The second project on 1-90 is the expansion of joints. For this one, we are looking at what potentially adverse impacts will occur during the closures.
The third issue is the light rail. As you know, the ST2 [Sound Transit 2] package passed a couple of months ago. So the center rail on I-90 is going to be converted to light rail, and the station will be very close to the Town Center. In terms of construction, the goal is to close the center lane by the fourth quarter of 2014, then construction for light rail and the station will start. The horizon year for the station’s operation is 2020.
The last I-90 project is R8A, a preferred [HOV] option for I-90. Right now, our HOV lanes are all in the center bridge. Basically, the meaning of R8A is that they will put HOV lanes like I-5 and 405 on the outer lanes, allowing this center lane to become light rail. The nice thing about R8A and Sound Transit is: now that ST2 has passed, we know that these projects will happen. As for the I-90 tolling and the joint replacement project, we don’t yet know the outcomes. So these topics are going to keep us quite occupied.
Question: What makes working for Mercer Island unique?
Answer: I’ve worked in a number of government agencies over the past years, from the city of Beaverton, Ore., to Maple Valley to Auburn. What I’ve noticed is that the participation level of Mercer Island residents is huge. This is great. You see that Islanders are interested in issues, that they are taking the time and effort to come to meetings. In fact, people are really doing their homework before coming to the meetings. The first meeting I had [in October], we were working on updating the bike and pedestrian plan, and almost 100 people showed up at 7 in the evening, which is very impressive. Islanders are well informed and educated about the efficiency of our transportation system here, the things that are working and the things that they want. Also, I’ve been very impressed with our City Council. The citizens are very educated and knowledgeable individuals, and that’s very encouraging.

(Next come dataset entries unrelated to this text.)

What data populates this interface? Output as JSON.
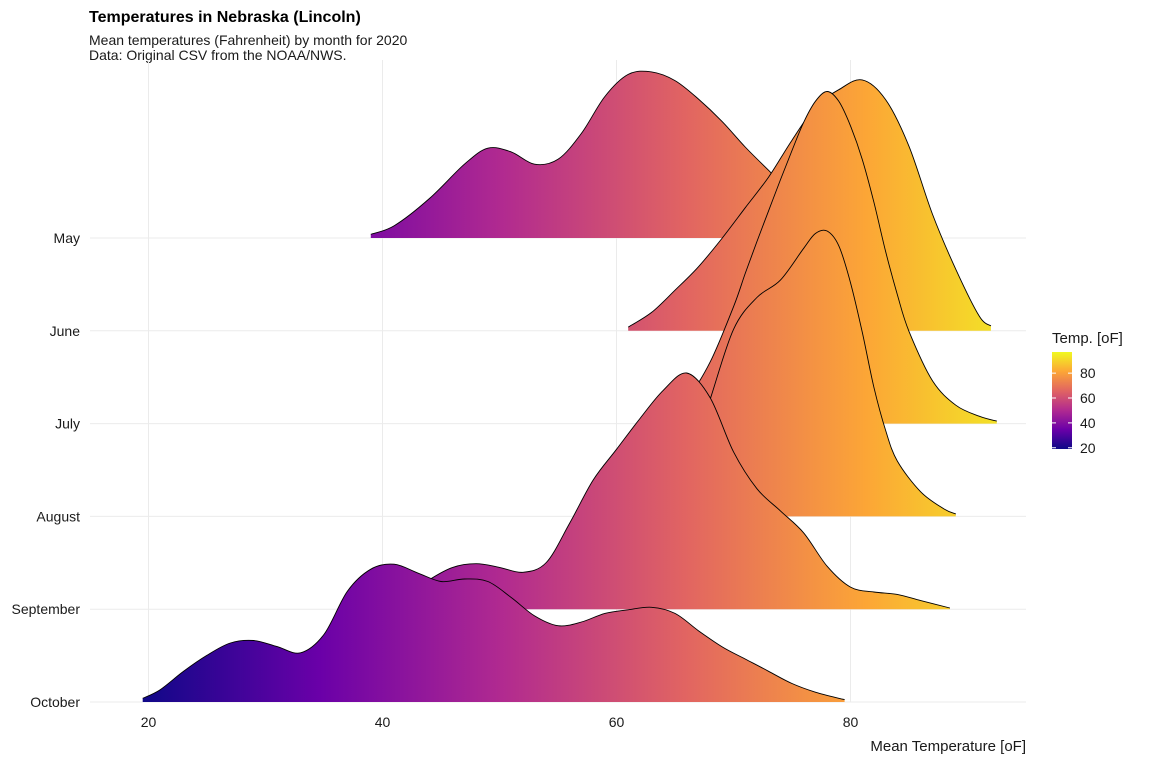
{
  "chart_data": {
    "type": "ridgeline",
    "title": "Temperatures in Nebraska (Lincoln)",
    "subtitle_lines": [
      "Mean temperatures (Fahrenheit) by month for 2020",
      "Data: Original CSV from the NOAA/NWS."
    ],
    "xlabel": "Mean Temperature [oF]",
    "xlim": [
      15,
      95
    ],
    "x_ticks": [
      20,
      40,
      60,
      80
    ],
    "grid": true,
    "categories": [
      "May",
      "June",
      "July",
      "August",
      "September",
      "October"
    ],
    "legend": {
      "title": "Temp. [oF]",
      "position": "right",
      "ticks": [
        20,
        40,
        60,
        80
      ],
      "range": [
        19,
        97
      ]
    },
    "color_scale": [
      "#0d0887",
      "#6a00a8",
      "#b12a90",
      "#e16462",
      "#fca636",
      "#f0f921"
    ],
    "series": [
      {
        "name": "May",
        "x": [
          39,
          41,
          44,
          47,
          49,
          51,
          53,
          55,
          57,
          59,
          61,
          63,
          65,
          67,
          69,
          71,
          73,
          75,
          77,
          79,
          80,
          81
        ],
        "density": [
          0.03,
          0.1,
          0.32,
          0.6,
          0.73,
          0.7,
          0.6,
          0.64,
          0.85,
          1.15,
          1.33,
          1.35,
          1.28,
          1.13,
          0.95,
          0.74,
          0.55,
          0.36,
          0.22,
          0.1,
          0.05,
          0.02
        ]
      },
      {
        "name": "June",
        "x": [
          61,
          63,
          65,
          67,
          69,
          71,
          73,
          75,
          77,
          79,
          81,
          83,
          85,
          87,
          89,
          91,
          92
        ],
        "density": [
          0.03,
          0.15,
          0.33,
          0.52,
          0.75,
          1.0,
          1.25,
          1.55,
          1.82,
          1.96,
          2.04,
          1.88,
          1.5,
          0.95,
          0.5,
          0.12,
          0.04
        ]
      },
      {
        "name": "July",
        "x": [
          64,
          66,
          68,
          70,
          71,
          72,
          73,
          74,
          75,
          76,
          77,
          78,
          79,
          80,
          81,
          82,
          83,
          84,
          85,
          87,
          89,
          91,
          92.5
        ],
        "density": [
          0.05,
          0.2,
          0.5,
          0.95,
          1.22,
          1.48,
          1.73,
          1.98,
          2.22,
          2.45,
          2.62,
          2.7,
          2.62,
          2.42,
          2.15,
          1.8,
          1.4,
          1.05,
          0.75,
          0.35,
          0.15,
          0.06,
          0.02
        ]
      },
      {
        "name": "August",
        "x": [
          66,
          68,
          70,
          72,
          74,
          76,
          77,
          78,
          79,
          80,
          81,
          82,
          83,
          84,
          86,
          88,
          89
        ],
        "density": [
          0.35,
          0.95,
          1.52,
          1.78,
          1.92,
          2.18,
          2.3,
          2.32,
          2.2,
          1.9,
          1.5,
          1.05,
          0.7,
          0.45,
          0.2,
          0.06,
          0.02
        ]
      },
      {
        "name": "September",
        "x": [
          40,
          42,
          44,
          46,
          48,
          50,
          52,
          54,
          56,
          58,
          60,
          62,
          64,
          66,
          68,
          70,
          72,
          74,
          76,
          78,
          80,
          82,
          84,
          86,
          88.5
        ],
        "density": [
          0.02,
          0.1,
          0.24,
          0.34,
          0.37,
          0.34,
          0.3,
          0.38,
          0.7,
          1.05,
          1.3,
          1.55,
          1.78,
          1.92,
          1.72,
          1.28,
          0.98,
          0.8,
          0.62,
          0.35,
          0.18,
          0.14,
          0.12,
          0.07,
          0.01
        ]
      },
      {
        "name": "October",
        "x": [
          19.5,
          21,
          23,
          25,
          27,
          29,
          31,
          33,
          35,
          37,
          39,
          41,
          43,
          45,
          47,
          49,
          51,
          53,
          55,
          57,
          59,
          61,
          63,
          65,
          67,
          69,
          71,
          73,
          75,
          77,
          79,
          79.5
        ],
        "density": [
          0.03,
          0.1,
          0.25,
          0.38,
          0.48,
          0.5,
          0.45,
          0.4,
          0.55,
          0.9,
          1.08,
          1.12,
          1.05,
          0.98,
          1.0,
          0.98,
          0.85,
          0.7,
          0.62,
          0.65,
          0.72,
          0.75,
          0.77,
          0.72,
          0.58,
          0.45,
          0.35,
          0.25,
          0.15,
          0.08,
          0.03,
          0.02
        ]
      }
    ]
  }
}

Question: What are your main responsibilities as transportation manager?
Answer: It’s my understanding that there used to be a transportation planning position and that this was upgraded. The levels of responsibility were increased to focus more on the engineering aspect than the planning part of it. As for my roles, I am more engaged and involved with I-90 projects because of my experience with Sound Transit and WSDOT and also because of my educational background — I have a master’s in engineering. For example, we’re building a couple of traffic lights downtown, so this is something I feel I have the background in; getting those traffic lights designed, working with a consultant and getting them constructed.
Question: Considering the recent boom in Island development, do you think we are at a crucial stage for transportation planning?
Answer: In terms of the Island needs, we’ve got developments that are occurring in the Town Center and also in the residential neighborhoods. Of course, when you look at downtown Bellevue and Mercer Island in terms of density — residential, office and retail — we’re much smaller, but I think the system we have is a multi-motor system. We’re going to be relying on our freeway system, but at the same time there are Sound Transit services and King County Metro services. We understand that we don’t have adequate Park and Ride facilities here, that people parking downtown have business needs, so — yes, it’s a multi-modal system. We’re also looking at bike and pedestrian needs. As a resident of Bellevue, I enjoy cycling with my wife around Mercer Island. I feel that I have a lot of attachment to the community since I live so close. In this sense, I can grasp the Island’s needs. It’s just a matter of how we prioritize and implement them.